Mac1958
Diamond Member
Yeah, you make an important point, at least as I'm perceiving it. Something doesn't feel right about the labor market, and I wonder how much the shutdowns of COVID are responsible. It's as if people stopped working, decided that they could find a way to live without that job, and just said "fuck it".I appreciate the perspective. I get the general consensus that I am swimming upstream against. People think the answer to the current inflation cycle is raising interest rates to hurt the economy enough to cause a demand crash and massive unemployment. Here is why I think differently.

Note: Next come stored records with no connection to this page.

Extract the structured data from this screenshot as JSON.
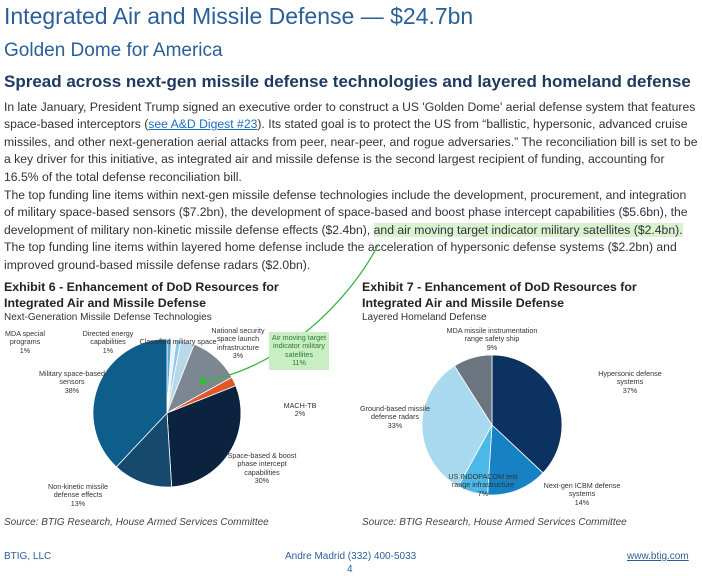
{
  "header": {
    "title": "Integrated Air and Missile Defense — $24.7bn",
    "subtitle": "Golden Dome for America"
  },
  "heading": "Spread across next-gen missile defense technologies and layered homeland defense",
  "paragraphs": [
    [
      "In late January, President Trump signed an executive order to construct a US 'Golden Dome' aerial defense system that features space-based interceptors (",
      "see A&D Digest #23",
      "). Its stated goal is to protect the US from “ballistic, hypersonic, advanced cruise missiles, and other next-generation aerial attacks from peer, near-peer, and rogue adversaries.” The reconciliation bill is set to be a key driver for this initiative, as integrated air and missile defense is the second largest recipient of funding, accounting for 16.5% of the total defense reconciliation bill."
    ],
    [
      "The top funding line items within next-gen missile defense technologies include the development, procurement, and integration of military space-based sensors ($7.2bn), the development of space-based and boost phase intercept capabilities ($5.6bn), the development of military non-kinetic missile defense effects ($2.4bn), ",
      "and air moving target indicator military satellites ($2.4bn).",
      " The top funding line items within layered home defense include the acceleration of hypersonic defense systems ($2.2bn) and improved ground-based missile defense radars ($2.0bn)."
    ]
  ],
  "chart_data": [
    {
      "type": "pie",
      "title": "Exhibit 6 - Enhancement of DoD Resources for Integrated Air and Missile Defense",
      "subtitle": "Next-Generation Missile Defense Technologies",
      "categories": [
        "MDA special programs",
        "Directed energy capabilities",
        "Classified military space",
        "National security space launch infrastructure",
        "Air moving target indicator military satellites",
        "MACH-TB",
        "Space-based & boost phase intercept capabilities",
        "Non-kinetic missile defense effects",
        "Military space-based sensors"
      ],
      "values": [
        1,
        1,
        1,
        3,
        11,
        2,
        30,
        13,
        38
      ],
      "value_labels": [
        "1%",
        "1%",
        null,
        "3%",
        "11%",
        "2%",
        "30%",
        "13%",
        "38%"
      ],
      "colors": [
        "#5aa9d6",
        "#e8f2f8",
        "#8ccbe8",
        "#b9d9ea",
        "#7d8791",
        "#e0582a",
        "#0c2340",
        "#154a6e",
        "#0d5e8a"
      ],
      "source": "Source: BTIG Research, House Armed Services Committee"
    },
    {
      "type": "pie",
      "title": "Exhibit 7 - Enhancement of DoD Resources for Integrated Air and Missile Defense",
      "subtitle": "Layered Homeland Defense",
      "categories": [
        "Hypersonic defense systems",
        "Next-gen ICBM defense systems",
        "US INDOPACOM test range infrastructure",
        "Ground-based missile defense radars",
        "MDA missile instrumentation range safety ship"
      ],
      "values": [
        37,
        14,
        7,
        33,
        9
      ],
      "value_labels": [
        "37%",
        "14%",
        "7%",
        "33%",
        "9%"
      ],
      "colors": [
        "#0c3262",
        "#1682c4",
        "#4bb8e8",
        "#a9d9ef",
        "#6b7580"
      ],
      "source": "Source: BTIG Research, House Armed Services Committee"
    }
  ],
  "footer": {
    "left": "BTIG, LLC",
    "middle": "Andre Madrid (332) 400-5033",
    "page": "4",
    "right": "www.btig.com"
  }
}
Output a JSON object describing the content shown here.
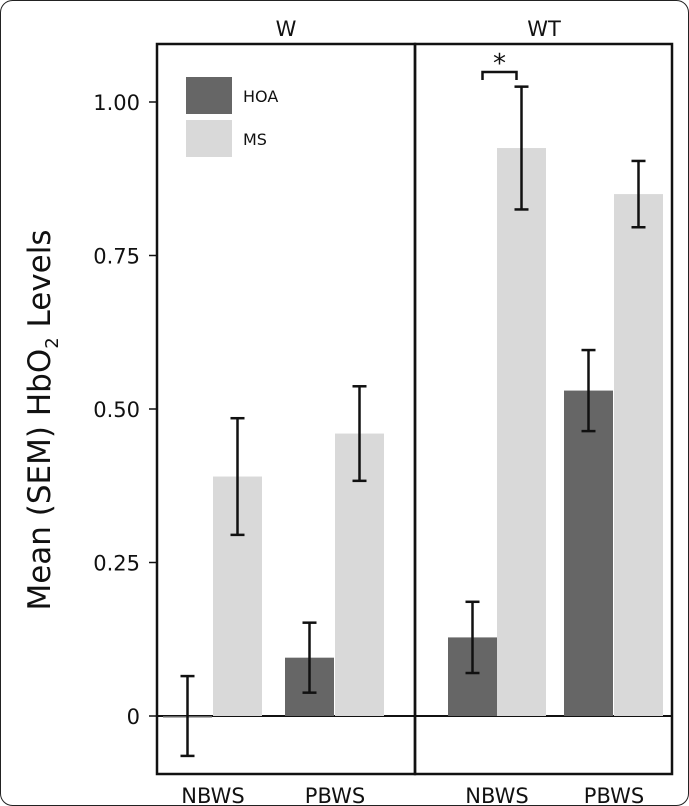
{
  "chart_data": {
    "type": "bar",
    "ylabel_main": "Mean (SEM) HbO",
    "ylabel_sub": "2",
    "ylabel_tail": " Levels",
    "ylim": [
      -0.095,
      1.09
    ],
    "yticks": [
      0,
      0.25,
      0.5,
      0.75,
      1.0
    ],
    "ytick_labels": [
      "0",
      "0.25",
      "0.50",
      "0.75",
      "1.00"
    ],
    "legend": [
      {
        "name": "HOA",
        "color": "#666666"
      },
      {
        "name": "MS",
        "color": "#d9d9d9"
      }
    ],
    "panels": [
      {
        "title": "W",
        "categories": [
          "NBWS",
          "PBWS"
        ],
        "series": [
          {
            "name": "HOA",
            "values": [
              0.0,
              0.095
            ],
            "errors": [
              0.065,
              0.057
            ]
          },
          {
            "name": "MS",
            "values": [
              0.39,
              0.46
            ],
            "errors": [
              0.095,
              0.077
            ]
          }
        ],
        "annotation": null
      },
      {
        "title": "WT",
        "categories": [
          "NBWS",
          "PBWS"
        ],
        "series": [
          {
            "name": "HOA",
            "values": [
              0.128,
              0.53
            ],
            "errors": [
              0.058,
              0.066
            ]
          },
          {
            "name": "MS",
            "values": [
              0.925,
              0.85
            ],
            "errors": [
              0.1,
              0.054
            ]
          }
        ],
        "annotation": "*"
      }
    ]
  }
}
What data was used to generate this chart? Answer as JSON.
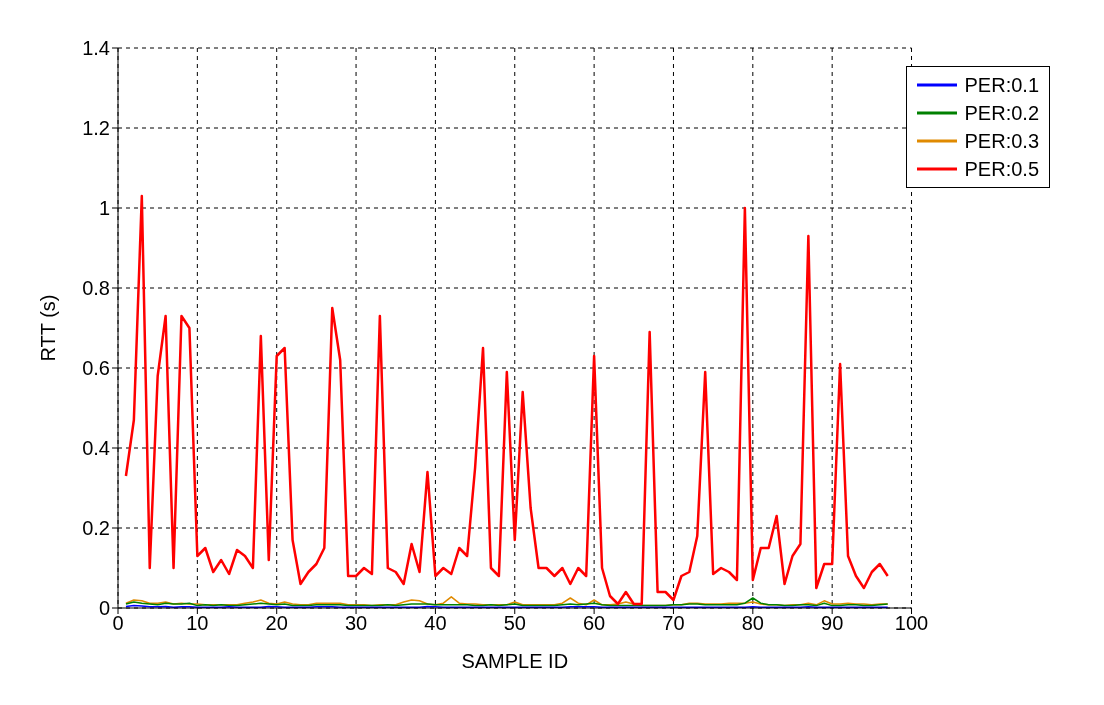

The current inflation cycle and employment cycle are super unique. Labor is a shortage. Its not that there are too many jobs, there are too few workers. Crashing the economy is a temporary bandaid to not enough workers. It will just recover and we are back.
Likewise the product inflation isnt from a demand spike. Again, everyone is selling less stuff. Hurting demand of stuff that is already in low demand is again only a temporary band aide.
We need more laborer's and more production to return to historical norms. That actually takes investment which the interest rate kikes hurts. Again... I get that all that flies in the face of common practice but this is a unique problem not solved with common solutions.
GOOD NEWS: In 6-12 months one of us can pull up this exchange and rib the other one about who was right.
Supply chains are in much better shape, but they're still not fully open. The economy is too strong to put much of a drag on inflation.
Certainly Powell is trying to walk a tightrope between stopping inflation and killing the economy. If you don't like the way they're increasing rates, what would your solution be?